Le consul italien à Nice, Alberto Calisse, dans une lettre du 12 janvier 1943, souligne que l'étoile jaune " ne saurait concerner les Israélites résidant dans les zones où cantonnent les troupes italiennes, étant donné que toutes les mesures concernant le problème des Israélites, dans la dite zone doivent être effectuées exclusivement par des organismes italiens ". (4)
Aussi, les préfets seront obligés de suspendre le port de l'étoile, fait relevé dans un article du "TImes" du 21 janvier 1943. (5)
Et, lorsque le 18 février 1943, la police française procèdera à de nouvelles rafles de juifs étrangers en zone sud, les italiens protègeront les juifs, comme à Annecy où la gendarmerie sera cernée par les militaires italiens qui demanderont la remise en liberté de juifs étrangers arrêtés. (6)
A partir du 23 juillet 1943, le successeur de Ribière, Jean Chaigneau (1895-1955), viendra conforter l'attitude italienne, allant jusqu'à ordonner la régularisation de tous les juifs étrangers vivant dans les Alpes-Maritimes. (7) 

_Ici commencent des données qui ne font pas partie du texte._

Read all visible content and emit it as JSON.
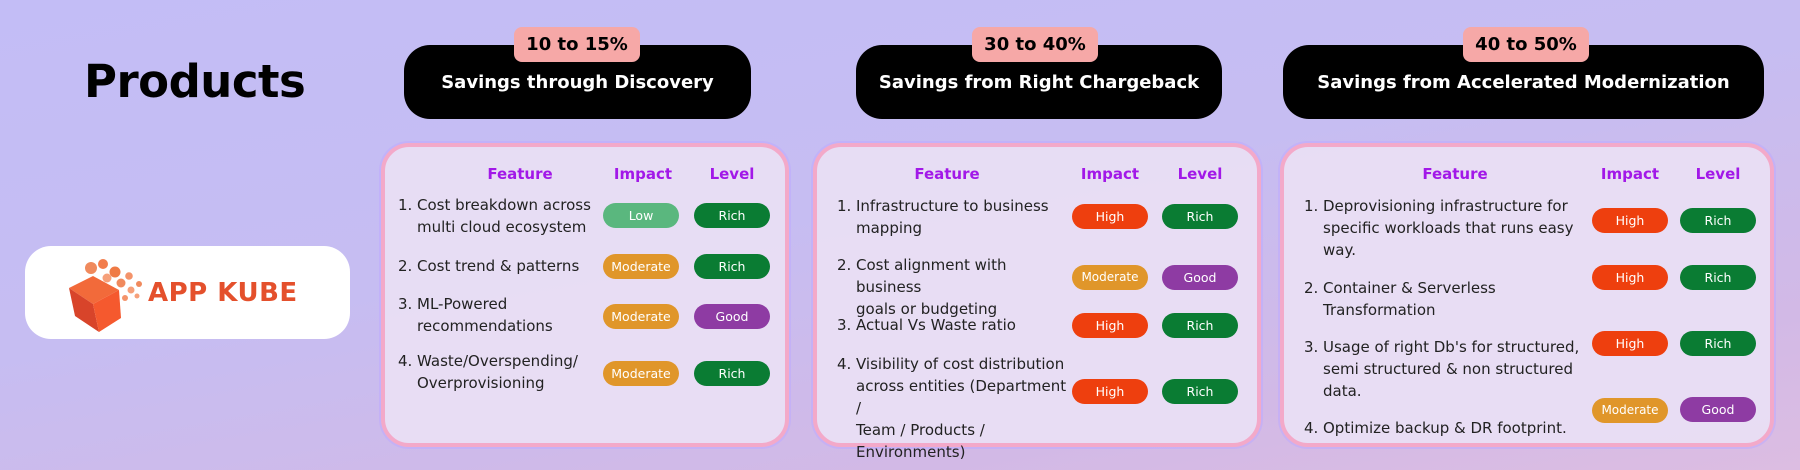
{
  "page": {
    "title": "Products"
  },
  "logo": {
    "text": "APP KUBE",
    "icon": "cube-logo-icon",
    "color": "#e4502c"
  },
  "colors": {
    "Low": "#5ab77e",
    "Moderate": "#e0962a",
    "High": "#ee3f0e",
    "Rich": "#0a7c33",
    "Good": "#8e3ba3",
    "header_text": "#a218e8"
  },
  "columns": {
    "feature": "Feature",
    "impact": "Impact",
    "level": "Level"
  },
  "cards": [
    {
      "range": "10 to 15%",
      "title": "Savings through Discovery",
      "features": [
        {
          "num": "1.",
          "lines": [
            "Cost breakdown across",
            "multi cloud ecosystem"
          ],
          "impact": "Low",
          "level": "Rich"
        },
        {
          "num": "2.",
          "lines": [
            "Cost trend & patterns"
          ],
          "impact": "Moderate",
          "level": "Rich"
        },
        {
          "num": "3.",
          "lines": [
            "ML-Powered",
            "recommendations"
          ],
          "impact": "Moderate",
          "level": "Good"
        },
        {
          "num": "4.",
          "lines": [
            "Waste/Overspending/",
            "Overprovisioning"
          ],
          "impact": "Moderate",
          "level": "Rich"
        }
      ]
    },
    {
      "range": "30 to 40%",
      "title": "Savings from Right Chargeback",
      "features": [
        {
          "num": "1.",
          "lines": [
            "Infrastructure to business",
            "mapping"
          ],
          "impact": "High",
          "level": "Rich"
        },
        {
          "num": "2.",
          "lines": [
            "Cost alignment with business",
            "goals or budgeting"
          ],
          "impact": "Moderate",
          "level": "Good"
        },
        {
          "num": "3.",
          "lines": [
            "Actual Vs Waste ratio"
          ],
          "impact": "High",
          "level": "Rich"
        },
        {
          "num": "4.",
          "lines": [
            "Visibility of cost distribution",
            "across entities (Department /",
            "Team / Products /",
            "Environments)"
          ],
          "impact": "High",
          "level": "Rich"
        }
      ]
    },
    {
      "range": "40 to 50%",
      "title": "Savings from Accelerated Modernization",
      "features": [
        {
          "num": "1.",
          "lines": [
            "Deprovisioning infrastructure for",
            "specific workloads that runs easy",
            "way."
          ],
          "impact": "High",
          "level": "Rich"
        },
        {
          "num": "2.",
          "lines": [
            "Container & Serverless",
            "Transformation"
          ],
          "impact": "High",
          "level": "Rich"
        },
        {
          "num": "3.",
          "lines": [
            "Usage of right Db's for structured,",
            "semi structured & non structured",
            "data."
          ],
          "impact": "High",
          "level": "Rich"
        },
        {
          "num": "4.",
          "lines": [
            "Optimize backup & DR footprint."
          ],
          "impact": "Moderate",
          "level": "Good"
        }
      ]
    }
  ]
}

Il fera aussi disparaître le double des listes de recensement conservées à la préfecture. L'original servira malheureusement, lors de l'occupation allemande, à partir du 10 septembre 1943, pour pratiquer des arrestations massives. Une véritable panique éclate pour les juifs de Nice, arrêtés par milliers, sous les ordres d'Aloïs Brunner.
De son QG de l'hôtel Excelsior, il organise les rafles contre les 1800 juifs fichés. Il ira en personne au consulat italien récupérer les dossiers mais les diplomates lui répondront qu'ils ont été transférés à Rome... 

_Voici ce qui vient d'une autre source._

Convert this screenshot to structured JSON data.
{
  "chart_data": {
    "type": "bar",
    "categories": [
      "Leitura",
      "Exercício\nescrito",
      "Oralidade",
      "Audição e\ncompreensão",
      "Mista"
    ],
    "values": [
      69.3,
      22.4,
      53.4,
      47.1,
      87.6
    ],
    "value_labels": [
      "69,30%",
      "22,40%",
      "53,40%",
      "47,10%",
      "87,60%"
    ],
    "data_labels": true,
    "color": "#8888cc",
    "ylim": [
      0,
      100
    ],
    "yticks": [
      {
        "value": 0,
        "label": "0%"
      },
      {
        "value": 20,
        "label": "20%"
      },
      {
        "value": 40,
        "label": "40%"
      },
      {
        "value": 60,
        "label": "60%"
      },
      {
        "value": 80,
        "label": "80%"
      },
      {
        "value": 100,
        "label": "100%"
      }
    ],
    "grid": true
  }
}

Jusqu'au 16 décembre, 1850 juifs seront arrêtés et déportés. (8) 
Le préfet Chaigneau ira jusqu'à héberger des familles dans ses appartements de la préfecture. Il sera arrêté le 14 mai 1944 et déporté au camp d'Eisenberg. Il sera libéré et rapatrié le 11 mai 1945.

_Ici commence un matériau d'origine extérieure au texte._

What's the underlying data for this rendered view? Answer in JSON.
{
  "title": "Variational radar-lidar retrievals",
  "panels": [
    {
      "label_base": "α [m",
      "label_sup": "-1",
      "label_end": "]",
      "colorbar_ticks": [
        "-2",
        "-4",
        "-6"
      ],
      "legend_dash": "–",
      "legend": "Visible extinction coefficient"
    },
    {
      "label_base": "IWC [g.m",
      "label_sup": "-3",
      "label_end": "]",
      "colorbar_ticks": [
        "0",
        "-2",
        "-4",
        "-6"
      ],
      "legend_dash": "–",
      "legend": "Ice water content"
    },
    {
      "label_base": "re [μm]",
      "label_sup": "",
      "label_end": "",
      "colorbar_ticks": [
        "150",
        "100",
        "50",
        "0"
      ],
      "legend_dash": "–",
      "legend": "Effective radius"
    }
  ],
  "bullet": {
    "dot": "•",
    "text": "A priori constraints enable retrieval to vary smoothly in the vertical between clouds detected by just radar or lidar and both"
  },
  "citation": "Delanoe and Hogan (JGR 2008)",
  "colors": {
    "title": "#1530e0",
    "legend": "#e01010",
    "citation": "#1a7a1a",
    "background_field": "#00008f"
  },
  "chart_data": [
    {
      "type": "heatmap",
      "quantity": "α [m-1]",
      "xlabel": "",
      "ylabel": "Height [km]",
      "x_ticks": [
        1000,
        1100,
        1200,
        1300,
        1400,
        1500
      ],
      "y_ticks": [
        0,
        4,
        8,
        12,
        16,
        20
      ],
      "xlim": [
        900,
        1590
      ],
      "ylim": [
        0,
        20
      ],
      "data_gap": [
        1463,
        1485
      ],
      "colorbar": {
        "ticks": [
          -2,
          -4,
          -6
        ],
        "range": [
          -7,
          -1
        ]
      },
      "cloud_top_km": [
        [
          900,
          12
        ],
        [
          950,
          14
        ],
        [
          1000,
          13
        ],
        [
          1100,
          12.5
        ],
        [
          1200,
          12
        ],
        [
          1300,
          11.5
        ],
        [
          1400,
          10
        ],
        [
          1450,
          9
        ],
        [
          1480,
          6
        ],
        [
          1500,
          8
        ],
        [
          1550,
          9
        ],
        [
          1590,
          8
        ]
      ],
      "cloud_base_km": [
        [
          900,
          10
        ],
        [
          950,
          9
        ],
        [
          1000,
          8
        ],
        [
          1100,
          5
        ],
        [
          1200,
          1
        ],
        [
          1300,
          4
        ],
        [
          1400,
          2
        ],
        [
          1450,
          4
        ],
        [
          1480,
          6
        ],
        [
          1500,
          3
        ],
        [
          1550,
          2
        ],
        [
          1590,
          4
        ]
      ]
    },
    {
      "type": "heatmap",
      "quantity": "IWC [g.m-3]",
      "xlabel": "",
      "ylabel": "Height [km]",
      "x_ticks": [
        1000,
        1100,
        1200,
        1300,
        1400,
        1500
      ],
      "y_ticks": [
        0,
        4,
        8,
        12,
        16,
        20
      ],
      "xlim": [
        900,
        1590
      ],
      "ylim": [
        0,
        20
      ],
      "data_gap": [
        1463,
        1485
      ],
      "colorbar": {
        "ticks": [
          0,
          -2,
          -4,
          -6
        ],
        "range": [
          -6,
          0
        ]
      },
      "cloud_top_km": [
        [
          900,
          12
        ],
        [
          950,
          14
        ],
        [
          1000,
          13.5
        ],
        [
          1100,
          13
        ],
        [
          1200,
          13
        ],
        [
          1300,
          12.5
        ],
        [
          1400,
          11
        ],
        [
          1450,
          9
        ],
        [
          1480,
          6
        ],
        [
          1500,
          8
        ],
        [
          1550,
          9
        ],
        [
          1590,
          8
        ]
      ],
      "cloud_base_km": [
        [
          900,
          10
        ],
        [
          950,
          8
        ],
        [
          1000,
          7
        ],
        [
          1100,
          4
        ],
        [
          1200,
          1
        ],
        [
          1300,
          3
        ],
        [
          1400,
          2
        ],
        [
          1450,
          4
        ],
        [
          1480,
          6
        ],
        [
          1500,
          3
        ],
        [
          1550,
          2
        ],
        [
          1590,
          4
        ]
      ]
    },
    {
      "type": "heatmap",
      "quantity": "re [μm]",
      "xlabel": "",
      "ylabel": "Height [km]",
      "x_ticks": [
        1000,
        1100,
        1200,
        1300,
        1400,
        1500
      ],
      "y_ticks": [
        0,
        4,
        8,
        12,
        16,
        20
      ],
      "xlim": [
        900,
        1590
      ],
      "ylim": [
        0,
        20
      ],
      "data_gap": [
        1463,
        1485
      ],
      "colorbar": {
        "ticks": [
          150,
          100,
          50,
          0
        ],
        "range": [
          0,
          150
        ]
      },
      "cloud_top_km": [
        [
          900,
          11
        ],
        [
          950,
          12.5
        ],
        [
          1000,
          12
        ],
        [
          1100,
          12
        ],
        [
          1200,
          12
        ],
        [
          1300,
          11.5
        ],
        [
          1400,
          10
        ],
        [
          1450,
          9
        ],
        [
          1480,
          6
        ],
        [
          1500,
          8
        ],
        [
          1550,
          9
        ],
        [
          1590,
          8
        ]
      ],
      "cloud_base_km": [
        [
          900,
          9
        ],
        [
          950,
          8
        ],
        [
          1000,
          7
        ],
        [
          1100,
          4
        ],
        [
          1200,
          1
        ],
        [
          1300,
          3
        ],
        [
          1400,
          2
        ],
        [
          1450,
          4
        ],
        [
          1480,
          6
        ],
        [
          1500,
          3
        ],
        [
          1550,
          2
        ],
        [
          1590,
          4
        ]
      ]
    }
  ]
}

Ce préfet résistant s'était déjà illustré entre septembre 1941 en Indre-et-Loire où, refusant d'appliquer les ordres de Vichy, il fit libérer des prisonniers du camp de La Lande. Il agira après avoir été prévenu par Simone Kahn, qu'il avait connu avant-guerre et qui se trouvait à La Lande avec son fils Robert, et une vingtaine d'autres personnes. 
Après avoir vérifié les identités, Chaigneau leur fera prendre le premier train pour Paris. L'amiral Darlan voudra l'exclure de la préfectorale mais compte tenu de ses états de service durant la guerre de 1914-1918, il sera muté en Seine-et-Marne. 

Louis Tuaillon, sous-préfet d'Oloron, défend ses administrés

Dans le Pays Basque, où la proximité de la frontière a permis à de nombreux Juifs de passer en Espagne, la zone libre n'existe plus depuis le 11 novembre 1942, suite au débarquement allié en Afrique du Nord. Désormais on parle de "zone sud".
Louis Tuaillon
Aussi, le 29 mai 1943, Louis Tuaillon, sous-préfet d'Oloron Sainte-Marie écrira un courrier pour le moins courageux au chef de la Sûreté allemande de Tardets.
Les Juifs évacués de la côte Basque, et réfugiés dans plusieurs communes de l'arrondissement, ont été "mis dans l'obligation de porter l'étoile jaune à compter du 26 mai" et de se présenter "chaque semaine à la mairie".
Mais le sous-préfet, en l'absence d'instructions, estime qu'il n'y a pas lieu de considérer ces "invitations comme devant être suivies d'effet".
Il rappelle qu'aucun texte français n'a imposé l'étoile dans la zone sud. Et il conclue : "si vous pensiez devoir maintenir vos injonctions, je vous serais très obligé de bien vouloir m'en aviser ; je me verrai alors dans l'obligation d'en référer à l'autorité supérieure ". (9)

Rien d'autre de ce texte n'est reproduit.